As We See It:
SC Sentinel: 03/14/2012
We get that hikers in Pogonip don’t want to share trails with mountain bikers.
We also get that bicycle advocates push hard for what they want, often get it because they are good at organizing and applying pressure, but sometimes leave a trail of resentment behind them.
But their plan to pay for and build a 4-foot-wide trail in the city’s Pogonip greenbelt adjacent to UC Santa Cruz and Highway 9 is one that should be accepted, even if some of the touted benefits of the path are a bit overstated.
The 1.5-mile trail has already been approved by the advisory Parks and Recreation Commission, and next will be taken up the Santa Cruz City Council, either in two weeks or at another date, probably in April.
The proposal for the trail is the culmination of a longtime dream by the biking community, who want more trails in city-owned property. A Sentinel poll last week showed overwhelming support for the bike trail. The trail through Arana Gulch, another Santa Cruz greenbelt, was supported by bicyclists, whose efforts paid off when the state Coastal Commission finally approved the path earlier this year.
The Pogonip trail proposal winds its way up a couple of social hills. One is already occupied by a vocal environmental/conservationist community, veterans of the efforts in decades past to establish the greenbelt. This group likes the quiet and relative unobtrusiveness of allowing only pedestrian access.
These folks have legitimate concerns about environmental problems associated with bikes. It’s more than likely that the hikers and horseback riders who prefer Pogonip the way it is now in terms of trail use will not use the new bike trail. That’s OK. They can continue to use existing trails.
The other issue is the prevalence of crime in Pogonip — specifically drug use and drug dealing, especially heroin and methamphetamine.
The situation got so bad that the Sentinel devoted much of a special report two years ago to investigating the so-called “Heroin Hill” that was making Pogonip off limits except to narcotics officers making arrests.
Since then, aided by money from a tax city voters assessed on themselves, police and park rangers have made major inroads in the Pogonip drug trade. While down significantly, however, vestiges remain.
Another issue in Pogonip has been illegal camping, a problem that continues, as transients and people seeking a place to sleep outside of the long arm of the law often pitch tents in the greenbelt.
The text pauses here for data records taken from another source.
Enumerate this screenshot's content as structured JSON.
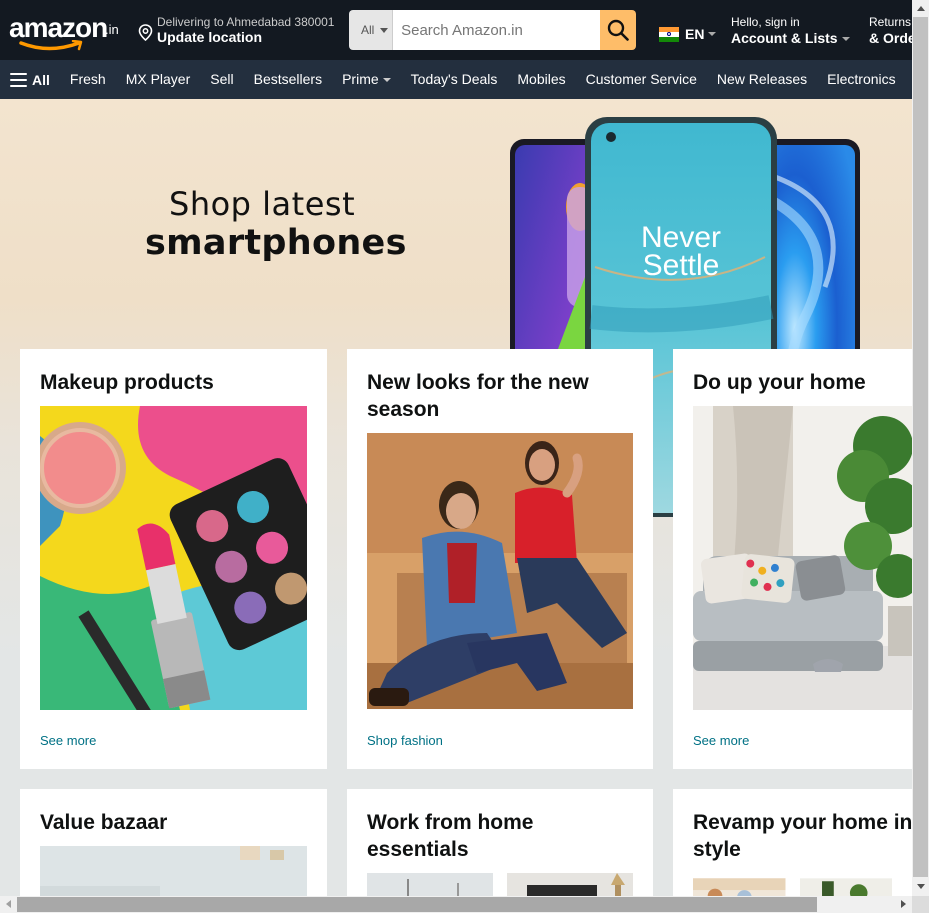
{
  "header": {
    "logo_text": "amazon",
    "logo_tld": ".in",
    "deliver_line1": "Delivering to Ahmedabad 380001",
    "deliver_line2": "Update location",
    "search_category": "All",
    "search_placeholder": "Search Amazon.in",
    "language": "EN",
    "account_line1": "Hello, sign in",
    "account_line2": "Account & Lists",
    "returns_line1": "Returns",
    "returns_line2": "& Orders"
  },
  "subnav": {
    "all_label": "All",
    "links": [
      "Fresh",
      "MX Player",
      "Sell",
      "Bestsellers",
      "Prime",
      "Today's Deals",
      "Mobiles",
      "Customer Service",
      "New Releases",
      "Electronics"
    ]
  },
  "hero": {
    "line1": "Shop latest",
    "line2": "smartphones",
    "phone_text_1": "Never",
    "phone_text_2": "Settle"
  },
  "cards": [
    {
      "title": "Makeup products",
      "link": "See more"
    },
    {
      "title": "New looks for the new season",
      "link": "Shop fashion"
    },
    {
      "title": "Do up your home",
      "link": "See more"
    },
    {
      "title": "Value bazaar"
    },
    {
      "title": "Work from home essentials"
    },
    {
      "title": "Revamp your home in style"
    }
  ],
  "colors": {
    "nav_bg": "#131921",
    "subnav_bg": "#232f3e",
    "search_button": "#febd69",
    "link": "#007185",
    "logo_smile": "#ff9900"
  }
}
Unfortunately, this prohibited use also is often accompanied by illegal campfires occasionally leading to wildfires, trash left behind and a host of other environmental degradations.
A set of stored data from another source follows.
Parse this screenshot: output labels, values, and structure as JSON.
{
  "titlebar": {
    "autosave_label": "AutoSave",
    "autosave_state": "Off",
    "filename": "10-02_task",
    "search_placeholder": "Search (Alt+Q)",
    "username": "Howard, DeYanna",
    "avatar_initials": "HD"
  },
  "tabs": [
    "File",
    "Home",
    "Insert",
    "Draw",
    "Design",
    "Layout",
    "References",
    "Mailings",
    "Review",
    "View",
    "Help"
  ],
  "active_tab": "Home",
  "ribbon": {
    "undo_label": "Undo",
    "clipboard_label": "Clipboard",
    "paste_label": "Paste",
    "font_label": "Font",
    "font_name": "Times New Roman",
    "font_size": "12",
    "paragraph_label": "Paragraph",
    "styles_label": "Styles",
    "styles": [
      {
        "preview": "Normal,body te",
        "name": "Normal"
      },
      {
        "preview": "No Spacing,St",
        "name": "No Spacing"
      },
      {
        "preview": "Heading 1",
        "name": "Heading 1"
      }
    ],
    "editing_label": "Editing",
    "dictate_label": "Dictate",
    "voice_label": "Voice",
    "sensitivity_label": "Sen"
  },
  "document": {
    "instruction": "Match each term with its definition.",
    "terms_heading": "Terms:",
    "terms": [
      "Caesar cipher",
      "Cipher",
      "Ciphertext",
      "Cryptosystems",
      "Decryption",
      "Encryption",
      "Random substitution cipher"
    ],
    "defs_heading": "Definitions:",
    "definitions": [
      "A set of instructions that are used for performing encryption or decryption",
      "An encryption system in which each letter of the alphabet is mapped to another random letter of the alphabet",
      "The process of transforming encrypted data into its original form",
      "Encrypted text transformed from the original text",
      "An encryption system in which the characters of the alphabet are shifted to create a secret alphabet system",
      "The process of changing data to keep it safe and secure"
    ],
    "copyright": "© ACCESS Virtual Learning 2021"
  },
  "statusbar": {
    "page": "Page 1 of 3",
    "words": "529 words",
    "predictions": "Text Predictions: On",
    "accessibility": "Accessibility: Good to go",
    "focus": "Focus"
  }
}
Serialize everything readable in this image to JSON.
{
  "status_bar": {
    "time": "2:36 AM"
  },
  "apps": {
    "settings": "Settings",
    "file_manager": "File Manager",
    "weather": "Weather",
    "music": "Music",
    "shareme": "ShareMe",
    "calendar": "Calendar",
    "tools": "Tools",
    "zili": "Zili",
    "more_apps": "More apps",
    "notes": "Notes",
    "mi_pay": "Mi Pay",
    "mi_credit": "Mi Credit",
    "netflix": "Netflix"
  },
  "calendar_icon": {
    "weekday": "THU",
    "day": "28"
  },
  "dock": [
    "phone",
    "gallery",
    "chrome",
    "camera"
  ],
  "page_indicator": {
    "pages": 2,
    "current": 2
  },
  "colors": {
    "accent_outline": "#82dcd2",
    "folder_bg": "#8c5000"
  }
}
Will a bike path solve these issues? Yes and no. Yes, in that the more public use, the better. That’s why citizen groups trying to drive out illegal activities from public spaces back the biking trail.
No, because mountain bikers speeding by are not really going to deter wily drug dealers, not to mention illegal campers, tucked back in the shadows and trees.
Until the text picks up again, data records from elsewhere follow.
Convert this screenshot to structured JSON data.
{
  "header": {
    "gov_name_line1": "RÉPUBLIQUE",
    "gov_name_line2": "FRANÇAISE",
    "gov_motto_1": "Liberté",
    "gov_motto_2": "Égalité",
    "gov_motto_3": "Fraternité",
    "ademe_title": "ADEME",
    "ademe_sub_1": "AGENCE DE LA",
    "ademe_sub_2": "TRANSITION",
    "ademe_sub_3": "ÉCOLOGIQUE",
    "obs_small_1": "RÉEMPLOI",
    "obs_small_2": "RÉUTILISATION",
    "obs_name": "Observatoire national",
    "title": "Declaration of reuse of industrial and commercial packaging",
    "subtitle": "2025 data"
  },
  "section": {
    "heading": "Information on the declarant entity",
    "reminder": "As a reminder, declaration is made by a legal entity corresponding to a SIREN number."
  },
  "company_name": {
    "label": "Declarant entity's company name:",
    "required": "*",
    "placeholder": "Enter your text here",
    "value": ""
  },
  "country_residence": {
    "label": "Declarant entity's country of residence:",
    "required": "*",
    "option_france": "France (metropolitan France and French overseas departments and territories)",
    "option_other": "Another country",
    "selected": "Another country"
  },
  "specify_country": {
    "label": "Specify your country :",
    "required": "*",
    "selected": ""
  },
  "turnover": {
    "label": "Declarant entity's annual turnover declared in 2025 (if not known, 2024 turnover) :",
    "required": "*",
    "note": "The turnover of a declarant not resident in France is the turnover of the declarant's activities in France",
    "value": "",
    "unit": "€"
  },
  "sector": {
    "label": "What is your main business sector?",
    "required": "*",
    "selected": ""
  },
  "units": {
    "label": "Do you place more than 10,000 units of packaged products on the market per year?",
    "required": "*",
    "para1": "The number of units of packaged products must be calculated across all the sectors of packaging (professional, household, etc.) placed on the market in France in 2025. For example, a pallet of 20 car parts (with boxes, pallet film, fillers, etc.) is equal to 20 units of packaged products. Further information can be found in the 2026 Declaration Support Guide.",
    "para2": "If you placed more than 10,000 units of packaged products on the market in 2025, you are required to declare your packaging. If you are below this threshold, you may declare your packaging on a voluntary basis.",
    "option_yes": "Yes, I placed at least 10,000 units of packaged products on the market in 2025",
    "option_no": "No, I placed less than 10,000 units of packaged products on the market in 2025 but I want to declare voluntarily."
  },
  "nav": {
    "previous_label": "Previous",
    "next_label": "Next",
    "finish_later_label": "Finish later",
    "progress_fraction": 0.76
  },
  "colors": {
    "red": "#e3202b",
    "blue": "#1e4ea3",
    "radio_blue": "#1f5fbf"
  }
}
But this is public property, and a bike path absolutely fits in with public use and access. So we support both pedestrian trails AND the biking trail. While the city obviously does not have the money to make the bike trail happen, bike-path advocates say they’ll raise the $25,000 or so needed to complete the trail and provide the volunteers to maintain it. Based on their track record, they’ll do both — and we urge the council to approve their proposal.